"The empires of the future are the empires of the mind."
As both our federal and provincial government grapple with what to do with the huge surpluses they are projecting, questions arise as to what our priorities are as a society. One of those questions is what role should universities and colleges play in our nation's future? More specifically, what role should government play in funding post-secondary education?
While we deal with these questions frequently with the province, the federal government is often the forgotten partner in post-secondary funding. Under the constitution, education is provincial responsibility. But did you know that roughly 50 per cent of the money that the province puts into the post-secondary system comes directly from federal transfer payments? The same transfer payments which were cut by 40 per cent since 1996.
Some of the ways that the federal government affects education are not so obvious. Think about GST for a minute. We are so used to paying it that we see it as normal when it is tacked on to our textbook purchases, but what it is, in fact, is a tax on our education. GST is not supposed to tax certain things, one of them is education; that is why there is not GST on our tuition. If we assume that the average U of C student pays $700 a year on textbooks, this means that U of C students are being taxed a total of more than $1 million a year.
And of course those of us with student loans know about 60 per cent of the loan comes from the federal government. Clearly Ottawa plays an important role in determining out ability to access university education and the quality of it. That's why VP External, Nassr Awada, and I will be in our nation's capital next week to lobby the federal government with other student leaders from across the country. We will be asking for a restoration of transfer payments, a tax credit for the GST spent on textbooks, lower student loan interest rates, and a stop to differential fees between provinces.
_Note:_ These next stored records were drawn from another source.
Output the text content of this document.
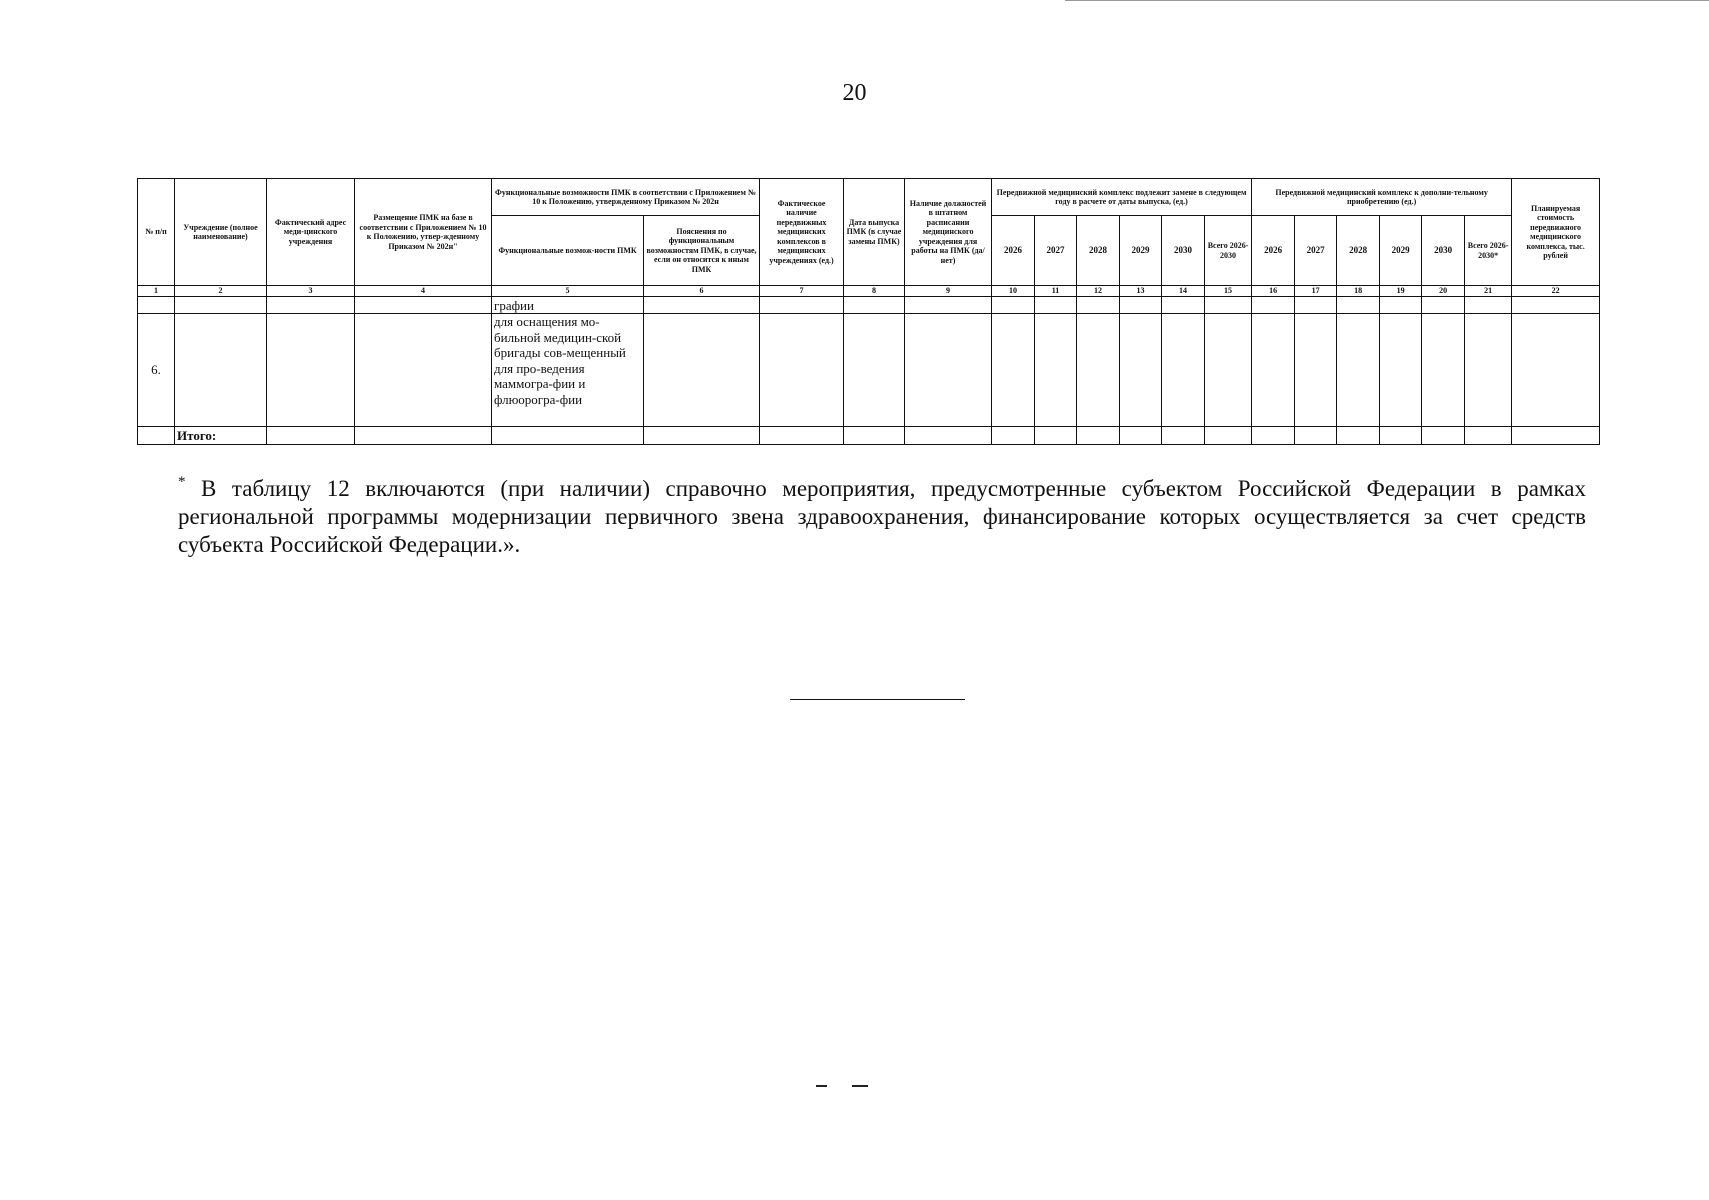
20
№ п/п	Учреждение (полное наименование)	Фактический адрес меди-цинского учреждения	Размещение ПМК на базе в соответствии с Приложением № 10 к Положению, утвер-жденному Приказом № 202н"	Функциональные возможности ПМК в соответствии с Приложением № 10 к Положению, утвержденному Приказом № 202н		Фактическое наличие передвижных медицинских комплексов в медицинских учреждениях (ед.)	Дата выпуска ПМК (в случае замены ПМК)	Наличие должностей в штатном расписании медицинского учреждения для работы на ПМК (да/нет)	Передвижной медицинский комплекс подлежит замене в следующем году в расчете от даты выпуска, (ед.)						Передвижной медицинский комплекс к дополни-тельному приобретению (ед.)						Планируемая стоимость передвижного медицинского комплекса, тыс. рублей
				Функциональные возмож-ности ПМК	Пояснения по функциональным возможностям ПМК, в случае, если он относится к иным ПМК				2026	2027	2028	2029	2030	Всего 2026-2030	2026	2027	2028	2029	2030	Всего 2026-2030*	
1	2	3	4	5	6	7	8	9	10	11	12	13	14	15	16	17	18	19	20	21	22
				графии																	
6.				для оснащения мо-бильной медицин-ской бригады сов-мещенный для про-ведения маммогра-фии и флюорогра-фии																	
	Итого:																				
* В таблицу 12 включаются (при наличии) справочно мероприятия, предусмотренные субъектом Российской Федерации в рамках региональной программы модернизации первичного звена здравоохранения, финансирование которых осуществляется за счет средств субъекта Российской Федерации.».
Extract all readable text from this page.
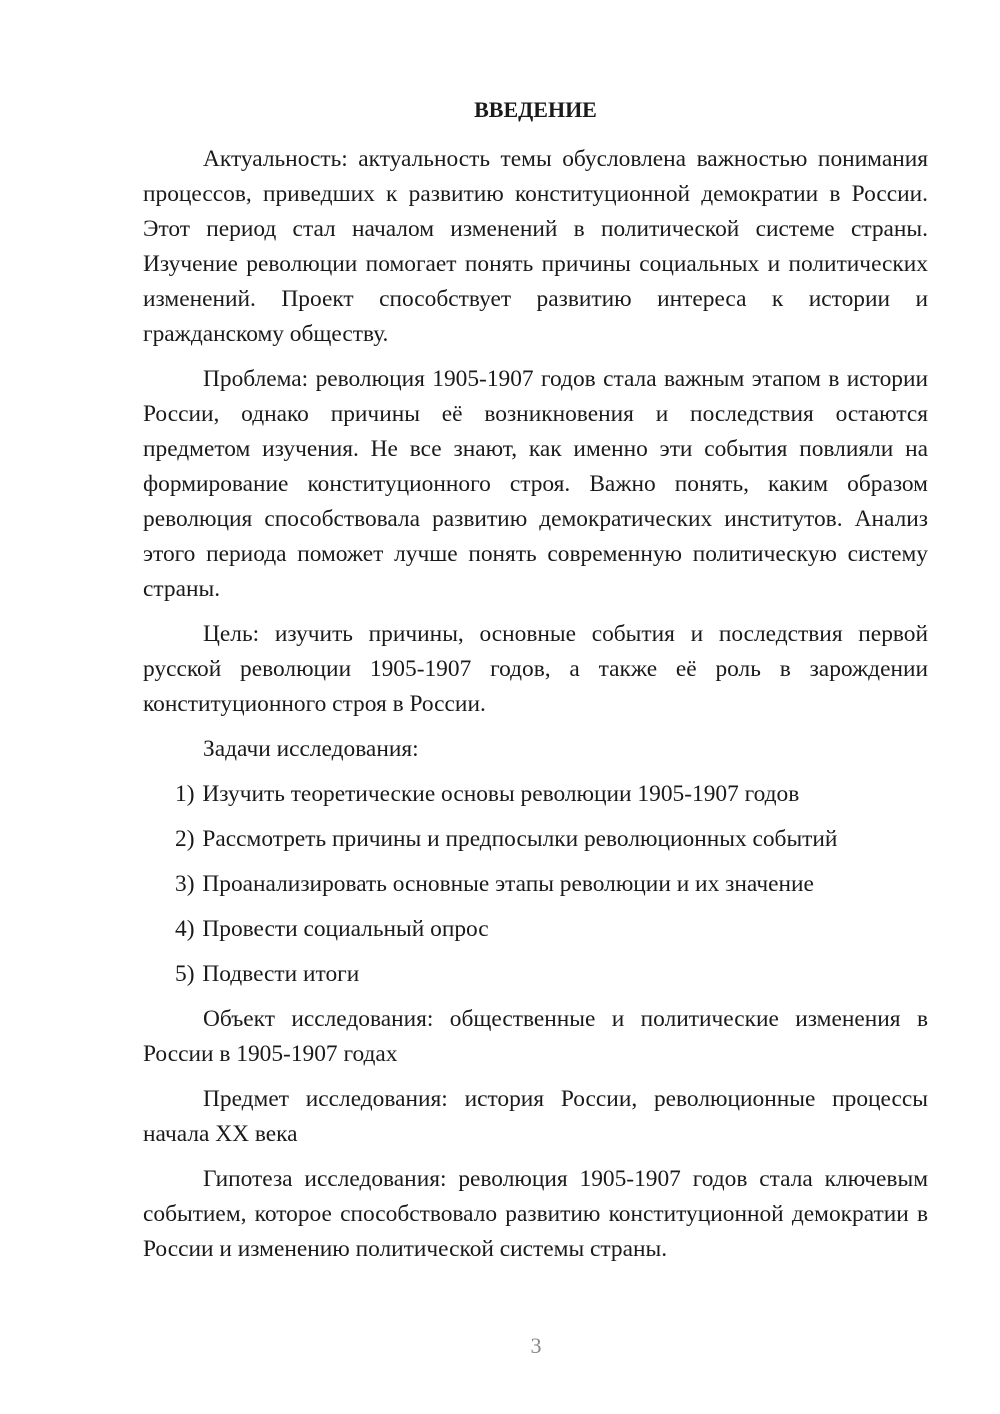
ВВЕДЕНИЕ

Актуальность: актуальность темы обусловлена важностью понимания процессов, приведших к развитию конституционной демократии в России. Этот период стал началом изменений в политической системе страны. Изучение революции помогает понять причины социальных и политических изменений. Проект способствует развитию интереса к истории и гражданскому обществу.

Проблема: революция 1905-1907 годов стала важным этапом в истории России, однако причины её возникновения и последствия остаются предметом изучения. Не все знают, как именно эти события повлияли на формирование конституционного строя. Важно понять, каким образом революция способствовала развитию демократических институтов. Анализ этого периода поможет лучше понять современную политическую систему страны.

Цель: изучить причины, основные события и последствия первой русской революции 1905-1907 годов, а также её роль в зарождении конституционного строя в России.

Задачи исследования:
1) Изучить теоретические основы революции 1905-1907 годов
2) Рассмотреть причины и предпосылки революционных событий
3) Проанализировать основные этапы революции и их значение
4) Провести социальный опрос
5) Подвести итоги

Объект исследования: общественные и политические изменения в России в 1905-1907 годах

Предмет исследования: история России, революционные процессы начала XX века

Гипотеза исследования: революция 1905-1907 годов стала ключевым событием, которое способствовало развитию конституционной демократии в России и изменению политической системы страны.

3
To deal with affordability and the financial health of our institution we have gone with a more multi-faceted approach this year. Large portions of our time are spent not only lobbying the university, but also the community, the provincial government, and the federal government. As always, I am interested in what you think: are we spreading ourselves too thin or is it only by outlining the roles and responsibilities of every group that we can make continued progress?